🤖 AI Summary
This study addresses the challenging problem of automatically segmenting real-world multi-page heterogeneous document bundles, which often exhibit complex configurations such as page concatenation, misordering, and interleaving. We formally define the document bundle segmentation task for the first time, encompassing boundary detection, document type classification, and page order recovery. To facilitate research in this area, we introduce DocSplit, the first comprehensive benchmark dataset covering five multimodal document categories, along with standardized evaluation metrics tailored to these complex scenarios. Leveraging a multimodal large language model, our approach integrates visual and textual information for end-to-end understanding. Experimental results reveal that existing models perform substantially below desired levels on this task, underscoring the need for further innovation. DocSplit thus establishes a critical foundation for advancing document intelligence in domains such as legal, financial, and healthcare applications.
📝 Abstract
Document understanding in real-world applications often requires processing heterogeneous, multi-page document packets containing multiple documents stitched together. Despite recent advances in visual document understanding, the fundamental task of document packet splitting, which involves separating a document packet into individual units, remains largely unaddressed. We present the first comprehensive benchmark dataset, DocSplit, along with novel evaluation metrics for assessing the document packet splitting capabilities of large language models. DocSplit comprises five datasets of varying complexity, covering diverse document types, layouts, and multimodal settings.

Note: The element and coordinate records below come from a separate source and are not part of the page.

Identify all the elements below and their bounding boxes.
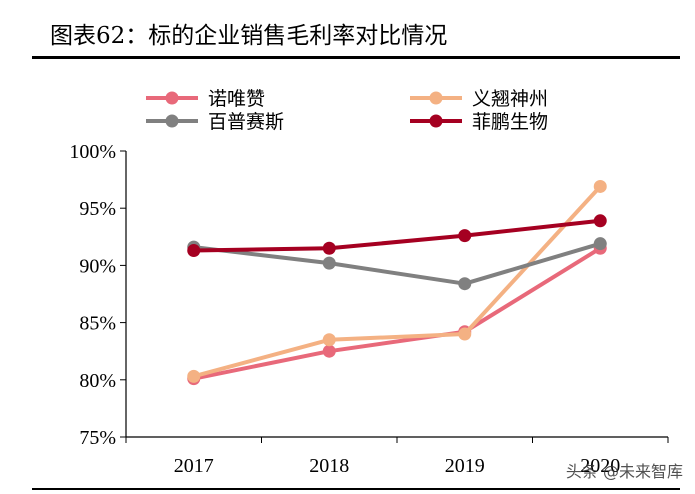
data-point (322, 256, 336, 270)
series-line (193, 241, 601, 286)
data-point (458, 327, 472, 341)
data-point (593, 214, 607, 228)
series-line (193, 218, 601, 253)
legend-item: 百普赛斯 (146, 111, 284, 133)
data-point (187, 244, 201, 258)
y-tick-label: 90% (79, 255, 116, 277)
bottom-rule (32, 488, 680, 490)
legend-marker (429, 91, 443, 105)
data-point (593, 237, 607, 251)
legend-label: 诺唯赞 (208, 88, 265, 110)
data-point (458, 277, 472, 291)
series-百普赛斯 (187, 237, 607, 291)
axes: 75% 80% 85% 90% 95% 100% 2017 2018 2019 2020 (69, 141, 669, 477)
data-point (593, 179, 607, 193)
x-tick-label: 2017 (174, 455, 214, 477)
y-tick-label: 95% (79, 198, 116, 220)
legend-marker (165, 114, 179, 128)
data-point (322, 344, 336, 358)
series-诺唯赞 (187, 241, 607, 386)
legend-item: 义翘神州 (410, 88, 548, 110)
legend-marker (165, 91, 179, 105)
data-point (322, 241, 336, 255)
legend-item: 诺唯赞 (146, 88, 265, 110)
watermark: 头条 @未来智库 (565, 462, 683, 481)
y-tick-label: 80% (79, 370, 116, 392)
x-tick-label: 2019 (445, 455, 485, 477)
series-layer (187, 179, 607, 386)
series-line (193, 246, 602, 381)
legend-marker (429, 114, 443, 128)
title-rule (32, 56, 680, 59)
legend-label: 义翘神州 (472, 88, 548, 110)
legend-label: 菲鹏生物 (472, 111, 548, 133)
y-tick-label: 100% (69, 141, 116, 163)
data-point (187, 369, 201, 383)
data-point (322, 333, 336, 347)
series-line (193, 185, 602, 379)
series-义翘神州 (187, 179, 607, 383)
data-point (458, 229, 472, 243)
x-tick-label: 2018 (309, 455, 349, 477)
y-tick-label: 75% (79, 427, 116, 449)
legend-label: 百普赛斯 (208, 111, 284, 133)
x-tick-label: 2020 (580, 455, 620, 477)
legend-item: 菲鹏生物 (410, 111, 548, 133)
y-tick-label: 85% (79, 313, 116, 335)
chart-title: 图表62：标的企业销售毛利率对比情况 (50, 23, 448, 49)
series-菲鹏生物 (187, 214, 607, 258)
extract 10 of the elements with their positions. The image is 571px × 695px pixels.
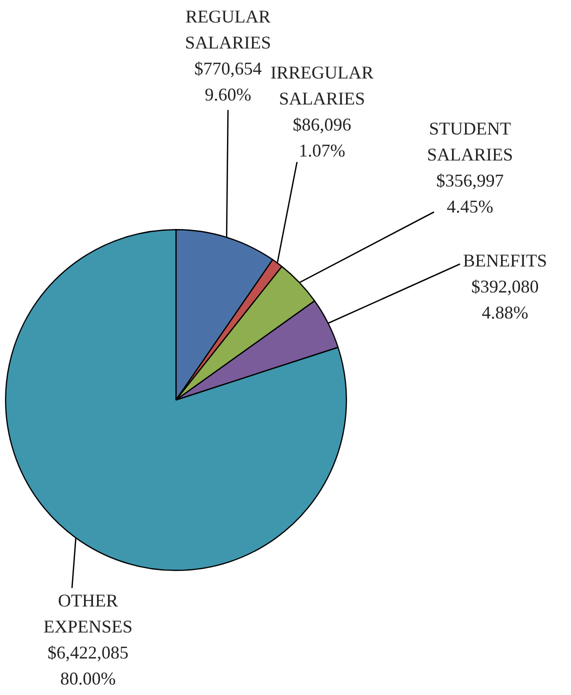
data-label: $356,997 4.45% [436, 170, 504, 217]
data-label: $86,096 1.07% [292, 114, 352, 161]
slice-label: REGULAR SALARIES [184, 6, 272, 53]
slice-label: BENEFITS [462, 250, 548, 271]
slice-label: OTHER EXPENSES [43, 590, 133, 637]
slice-label: STUDENT SALARIES [426, 118, 514, 165]
data-label: $6,422,085 80.00% [48, 642, 128, 689]
slice-label: IRREGULAR SALARIES [270, 62, 374, 109]
data-label: $392,080 4.88% [471, 276, 539, 323]
data-label: $770,654 9.60% [194, 58, 262, 105]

We formalize the DocSplit task, which requires models to identify document boundaries, classify document types, and maintain correct page ordering within a document packet. The benchmark addresses real-world challenges, including out-of-order pages, interleaved documents, and documents lacking clear demarcations. We conduct extensive experiments evaluating multimodal LLMs on our datasets, revealing significant performance gaps in current models' ability to handle complex document splitting tasks. The DocSplit benchmark datasets and proposed novel evaluation metrics provide a systematic framework for advancing document understanding capabilities essential for legal, financial, healthcare, and other document-intensive domains. We release the datasets to facilitate future research in document packet processing.